SPRING

Sustainable protein production from biogas for future dairy ingredients

In a nutshell

In the SPRING project, we convert biogas into functional, high-quality microbial proteins (Single-Cell Protein, SCP) that can become part of the food supply of the future.

We are demonstrating a technology in which microorganisms ferment CO2 and CH4 from biogas into food-grade biomass, and we are developing green methods for extracting and formulating the protein as an ingredient in milk and mozzarella, among other things.

The project brings together the entire value chain—from research and process development to scaling, regulation, and product prototypes.

Why SPRING?

Demand for protein is rising, but traditional protein sources (cultivation and animal production) require large areas of land and resources and have a negative impact on the climate and biodiversity. Microbial proteins can be produced with high efficiency and without the same need for agricultural land.

SPRING takes this a step further by using microbial consortia (multiple microorganisms working together) and by linking production directly to biogas, so that a low-value resource can be upgraded to a high-value food ingredient.

How does it work?

Biogas (CO2 and CH4) is used as a carbon source in fermentation processes.

Selected microorganisms are cultivated alone and in consortia to optimize growth, robustness, and the functional properties of the protein.

The biomass is harvested and processed using green downstream processes (DSP) to achieve high protein yield and the right properties (e.g., solubility, emulsification, foaming, and gelling).

The protein is tested and validated in dairy prototypes (milk and mozzarella) and benchmarked against conventional dairy proteins.

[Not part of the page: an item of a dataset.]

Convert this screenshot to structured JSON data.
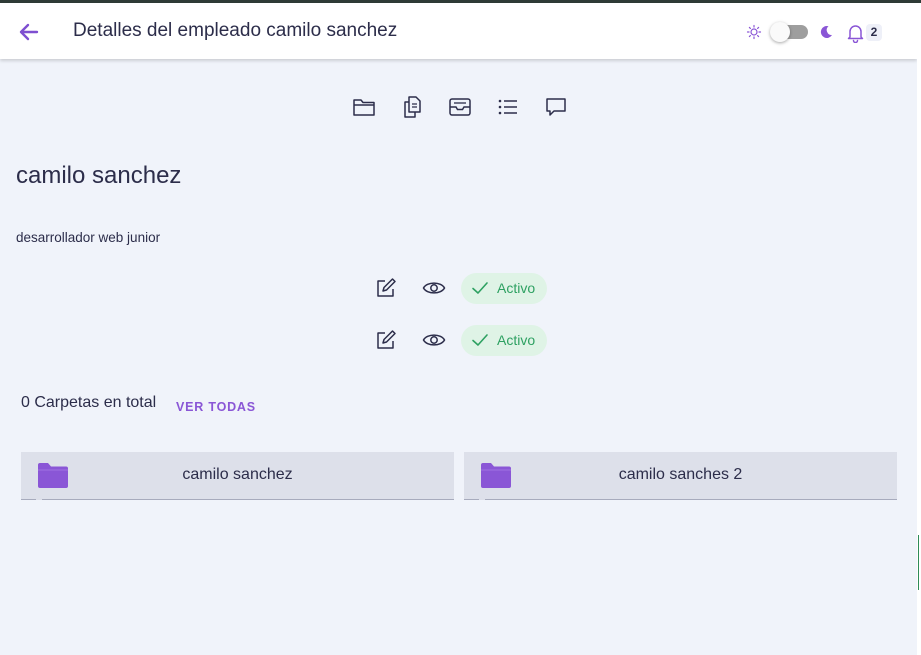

At the same time, regulatory requirements (Novel Food) and consumer acceptance are mapped, and business and go-to-market elements are developed.

What should the project deliver?

• Optimized biogas-to-SCP process with high biomass productivity and efficient carbon utilization.
• Sustainable DSP methods with high protein recovery and proven functional properties.
• Validated food prototypes in which at least 40% of the ingredients in dairy hybrids can be replaced.
• A scalable system design and blueprint for upscaling (pilot to 300 L) including assessment of costs, footprint, and LCA.
• Mapping of EU and national frameworks for microbial proteins as Novel Foods, as well as insights into consumer preferences and concerns.

Green gains

SPRING contributes to the circular transition by upgrading biogas from waste streams into a valuable food ingredient. This allows some of today's animal and plant-based proteins to be replaced, which can reduce the climate footprint, land and resource consumption, and contribute to lower emissions of, for example, nitrogen and pesticides associated with agricultural production.

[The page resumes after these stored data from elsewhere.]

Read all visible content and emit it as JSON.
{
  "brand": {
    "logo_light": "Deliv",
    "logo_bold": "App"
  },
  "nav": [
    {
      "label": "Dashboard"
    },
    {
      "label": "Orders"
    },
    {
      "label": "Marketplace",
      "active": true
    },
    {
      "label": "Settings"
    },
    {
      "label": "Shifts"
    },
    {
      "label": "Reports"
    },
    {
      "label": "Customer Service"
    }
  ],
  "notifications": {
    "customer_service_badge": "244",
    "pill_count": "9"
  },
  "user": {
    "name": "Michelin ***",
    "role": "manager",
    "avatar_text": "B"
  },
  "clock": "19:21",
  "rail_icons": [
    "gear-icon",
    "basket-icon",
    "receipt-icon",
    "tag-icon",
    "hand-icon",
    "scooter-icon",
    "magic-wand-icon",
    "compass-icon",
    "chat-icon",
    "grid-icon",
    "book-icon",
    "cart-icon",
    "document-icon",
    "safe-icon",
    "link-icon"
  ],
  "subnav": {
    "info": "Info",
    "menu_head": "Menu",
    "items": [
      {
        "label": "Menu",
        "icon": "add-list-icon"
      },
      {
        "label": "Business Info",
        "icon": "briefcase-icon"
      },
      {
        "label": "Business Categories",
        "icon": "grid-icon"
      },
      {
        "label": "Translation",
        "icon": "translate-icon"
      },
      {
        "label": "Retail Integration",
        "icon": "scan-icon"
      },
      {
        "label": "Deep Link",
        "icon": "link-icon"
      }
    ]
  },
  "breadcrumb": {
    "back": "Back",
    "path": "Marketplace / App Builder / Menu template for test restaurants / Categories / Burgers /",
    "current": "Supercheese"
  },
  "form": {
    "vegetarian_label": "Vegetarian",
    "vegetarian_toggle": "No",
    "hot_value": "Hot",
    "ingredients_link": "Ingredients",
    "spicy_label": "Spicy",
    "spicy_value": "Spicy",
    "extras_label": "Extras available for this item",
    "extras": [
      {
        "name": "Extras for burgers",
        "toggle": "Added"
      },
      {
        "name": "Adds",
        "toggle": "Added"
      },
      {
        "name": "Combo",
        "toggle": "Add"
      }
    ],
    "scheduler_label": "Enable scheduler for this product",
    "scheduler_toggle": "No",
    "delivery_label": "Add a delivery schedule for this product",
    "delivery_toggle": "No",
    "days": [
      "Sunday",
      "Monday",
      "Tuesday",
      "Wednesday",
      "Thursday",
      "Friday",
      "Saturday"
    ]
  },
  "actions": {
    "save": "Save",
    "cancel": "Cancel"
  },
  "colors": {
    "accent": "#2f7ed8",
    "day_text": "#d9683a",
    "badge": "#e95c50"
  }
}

Economic and commercial potential

The project aims to make microbial proteins a realistic ingredient in scalable dairy hybrids and new foods. At the same time, a process and equipment blueprint is being developed that can strengthen Danish companies' position within Next-Generation Food and biosolutions.

The project partners contribute with

Technical University of Denmark (DTU Chemical Engineering)
Microbial process development, fermentation, and biogas-to-protein technology.

Technical University of Denmark (DTU Food)
Food science: protein extraction, characterization, and validation in food models.

Roskilde University (RUC)
Regulatory governance (EU/DK) and consumer acceptance analyses.

Alfa Laval Copenhagen A/S
Sensor development and data analysis (CIP solution)

PlanetDairy ApS
Product development and testing of SCP in dairy prototypes; bridge to market and commercialization.

Knowledge Hub Zealand
Project management, communication, and business case/go-to-market based on project results.